World Bank must wake up to Rogun mega dam “nightmare” in Tajikistan, say activists ahead of financing vote
The World Bank has to realise that the Rogun mega project “dream of the biggest dam [in the world] will turn into a nightmare for the people and nature in Tajikistan and beyond” and that it “still has an opportunity to pause the proposed investments and demand a new impact assessment, including for alternative proposals”.
So argue environmental activists Eugene Simonov and Manana Kochladze in an article published by Al Jazeera prior to a December 17 World Bank vote on financing the completion of the dam investment on the Vakhsh River, a major tributary to the Amu Darya River which flows onwards to Afghanistan, Turkmenistan and Uzbekistan.
“Now it is the time for the bank to reflect on past mistakes, listen to civil society, and shift investments to smaller-scale projects where possible harms can be adequately mitigated,” the activists write.
They add: “The Tajik regime’s argument that this is a ‘life and death’ situation does not stand. There are alternatives to the current project that can provide the needed electricity and that would not have the same environmental and human impacts.
“Decreasing the height of the dam could massively reduce the number of [more than 60,000] people that risk being displaced, and the funds saved by downscaling the project could be used to build more efficient solar farms, thus diversifying the Tajik energy sector and avoiding overreliance on hydropower in a region prone to droughts worsened by climate change. A smaller project could also prevent some of the worst environmental impacts.
“In the 1990s, the World Bank itself spearheaded the establishment of the World Commission on Dams. In 2000, the commission released a damning report clearly demonstrating how mega dams can severely harm people and the environment, and why alternatives to any large dam proposal should be seriously considered from the start.

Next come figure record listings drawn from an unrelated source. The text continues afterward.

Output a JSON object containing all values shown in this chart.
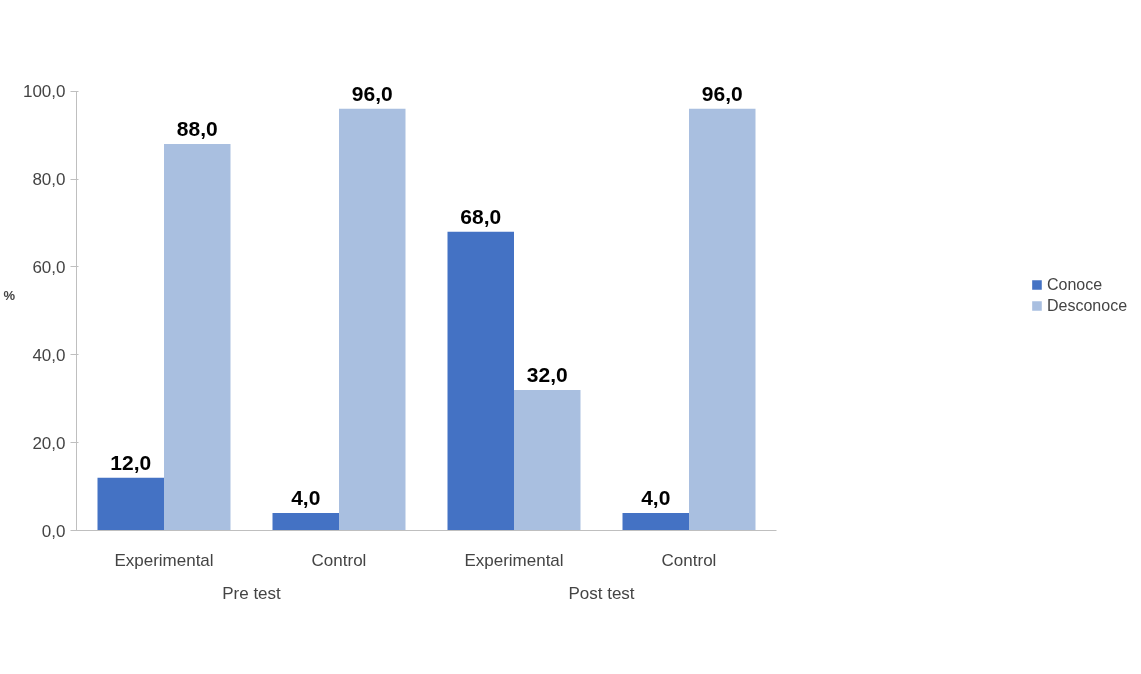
{
  "chart_data": {
    "type": "bar",
    "ylabel": "%",
    "categories": [
      "Experimental",
      "Control",
      "Experimental",
      "Control"
    ],
    "annotations": [
      "Pre test",
      "Post test"
    ],
    "series": [
      {
        "name": "Conoce",
        "color": "#4472c4",
        "values": [
          12.0,
          4.0,
          68.0,
          4.0
        ],
        "value_labels": [
          "12,0",
          "4,0",
          "68,0",
          "4,0"
        ]
      },
      {
        "name": "Desconoce",
        "color": "#a9bfe0",
        "values": [
          88.0,
          96.0,
          32.0,
          96.0
        ],
        "value_labels": [
          "88,0",
          "96,0",
          "32,0",
          "96,0"
        ]
      }
    ],
    "ylim": [
      0,
      100
    ],
    "yticks": [
      {
        "value": 0,
        "label": "0,0"
      },
      {
        "value": 20,
        "label": "20,0"
      },
      {
        "value": 40,
        "label": "40,0"
      },
      {
        "value": 60,
        "label": "60,0"
      },
      {
        "value": 80,
        "label": "80,0"
      },
      {
        "value": 100,
        "label": "100,0"
      }
    ],
    "grid": false,
    "legend": "right"
  }
}
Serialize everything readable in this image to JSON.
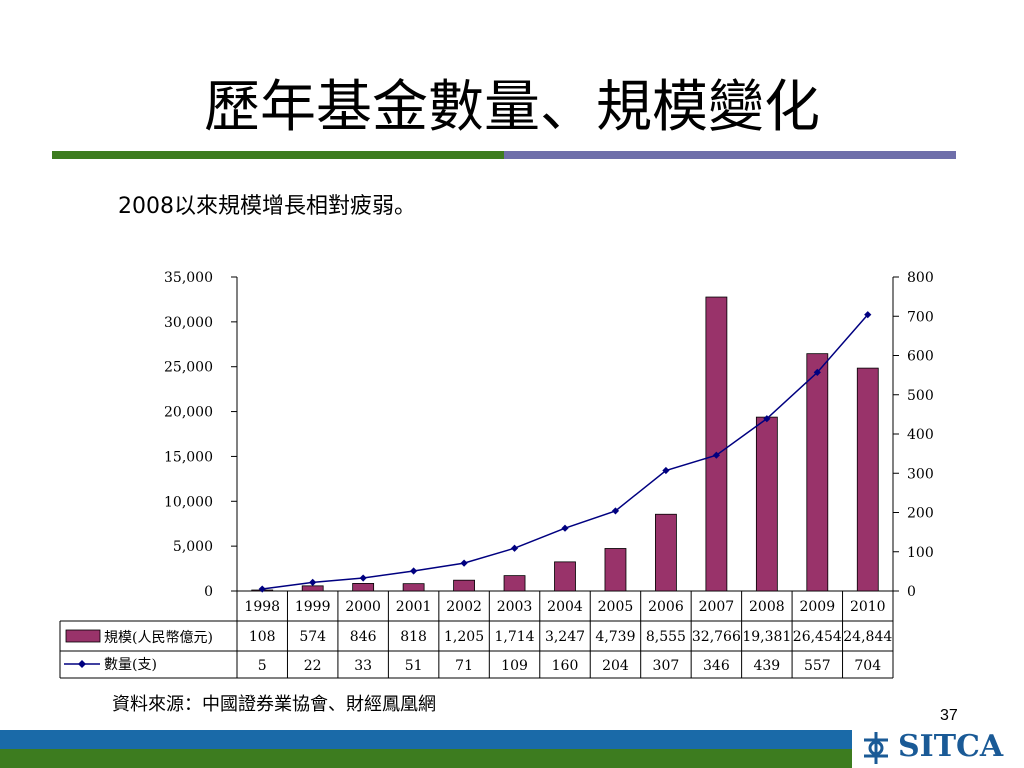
{
  "slide": {
    "title": "歷年基金數量、規模變化",
    "subtitle": "2008以來規模增長相對疲弱。",
    "source": "資料來源：中國證券業協會、財經鳳凰網",
    "page_number": "37",
    "logo_text": "SITCA"
  },
  "colors": {
    "rule_left": "#3d7c1f",
    "rule_right": "#6e6eaa",
    "bar": "#99336a",
    "line": "#000080",
    "logo": "#1a5a96"
  },
  "chart_data": {
    "type": "bar",
    "categories": [
      "1998",
      "1999",
      "2000",
      "2001",
      "2002",
      "2003",
      "2004",
      "2005",
      "2006",
      "2007",
      "2008",
      "2009",
      "2010"
    ],
    "series": [
      {
        "name": "規模(人民幣億元)",
        "type": "bar",
        "axis": "left",
        "values": [
          108,
          574,
          846,
          818,
          1205,
          1714,
          3247,
          4739,
          8555,
          32766,
          19381,
          26454,
          24844
        ],
        "labels": [
          "108",
          "574",
          "846",
          "818",
          "1,205",
          "1,714",
          "3,247",
          "4,739",
          "8,555",
          "32,766",
          "19,381",
          "26,454",
          "24,844"
        ]
      },
      {
        "name": "數量(支)",
        "type": "line",
        "axis": "right",
        "values": [
          5,
          22,
          33,
          51,
          71,
          109,
          160,
          204,
          307,
          346,
          439,
          557,
          704
        ],
        "labels": [
          "5",
          "22",
          "33",
          "51",
          "71",
          "109",
          "160",
          "204",
          "307",
          "346",
          "439",
          "557",
          "704"
        ]
      }
    ],
    "y_left": {
      "ylim": [
        0,
        35000
      ],
      "ticks": [
        "0",
        "5,000",
        "10,000",
        "15,000",
        "20,000",
        "25,000",
        "30,000",
        "35,000"
      ]
    },
    "y_right": {
      "ylim": [
        0,
        800
      ],
      "ticks": [
        "0",
        "100",
        "200",
        "300",
        "400",
        "500",
        "600",
        "700",
        "800"
      ]
    },
    "data_table": true,
    "grid": false
  }
}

“Yet, with the recent push for a fossil fuel phaseout, large dams have managed to get renewed support. Despite the fact that some of them emit more greenhouse gases than fossil fuel power plants, dams are being promoted as climate-friendly projects and development banks are again heavily investing in them.”
The Rogun project, expected to cost at least $6.5bn, has been in development since the mid-1970s. It would solve Tajikistan’s perennial difficulties with power outages and provide substantial volumes of electricity for regional export.
Simonov, a coordinator of the Rivers without Boundaries International Coalition (RwB), and Kochladze, who works on democratisation and human rights at the CEE Bankwatch Network—an NGO that monitors the impacts of international financial institutions (IFIs) in Central and Eastern Europe, the Caucasus and Central Asia—observe how a recent report, “Financing Repression”, co-published by the Coalition for Human Rights in Development, the Early Warning System and International Accountability Project, emphasises how concerns of the affected communities in Tajikistan risk remaining unheard because people fear protesting against the repressive regime.
Within Tajikistan, they add, the Rogun dam would impact critically endangered endemic sturgeons and unique floodplain ecosystems downstream, including the Tugay Forests of the Tigrovaya Balka, a World Heritage Site in the Vakhsh River floodplain. It would also adversely affect nature reserves downstream, in Turkmenistan and Uzbekistan, they say.
“The operation of the Rogun hydropower dam will further affect seasonal patterns of water inflow and its volume supporting the related ecosystems, their biodiversity, and the livelihoods of the already struggling riparian communities of Lower Amu Darya and its delta. Water redistribution shortages may fuel protests and transboundary tensions in a region already prone to conflicts,” Simonov and Kochladze contend.